Yom Kippur: The Day of Atonement


The most solemn religious fast of the Jewish year, the last of the ten days of penitence that begins with Rosh Hashanah (the Jewish New Year)-Oxford Dictionary

Yom Kippur, in Hebrew, means Day of Atonement. During the ten days beginning with Rosh Hashanah and ending with Yom Kippur, Jews atone for the sins of the past year. Yom Kippur “only atones for sins between man and God,” not for sins against another person. To atone for sins against another person we seek reconciliation with them between Rosh Hashanah and Yom Kippur. Jewish people do not work and refrain from eating or drinking on Yom Kippur.

The 25 hour fast begins as the sun sets on the evening before and ends after nightfall on the day of Yom Kippur. Jews celebrate after the 25 hour fast spending the evening with family and friends at a gathering called “Break the Fast.” The recipes are comfort foods because people have fasted for 25 hours and the woman of the house cannot cook until after nightfall when Yom Kippur ends.

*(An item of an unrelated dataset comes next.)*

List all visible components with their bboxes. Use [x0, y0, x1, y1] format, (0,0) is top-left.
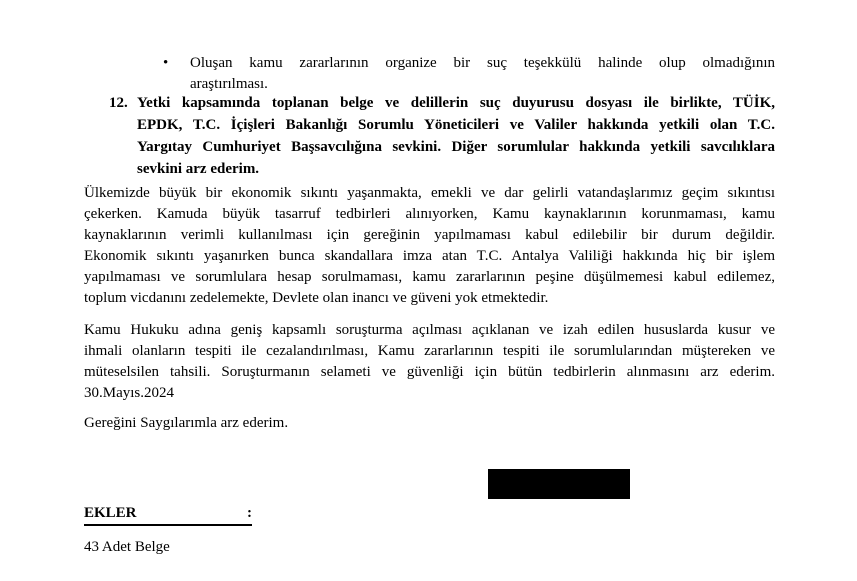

A typical menu includes bagel and lox platters, noodle kugel, blintzes, quiche, salads, fruit platters, coffee cakes and more. The meal is a mix of feast and love for family. A celebration.

My husband Shelly and I will be with our Chicago family of fifty members - or more - how lucky is that!?

To all my Jewish and non-Jewish readers, I wish you a very happy New Year! May you be blessed and your year ahead “be as sweet as honey.”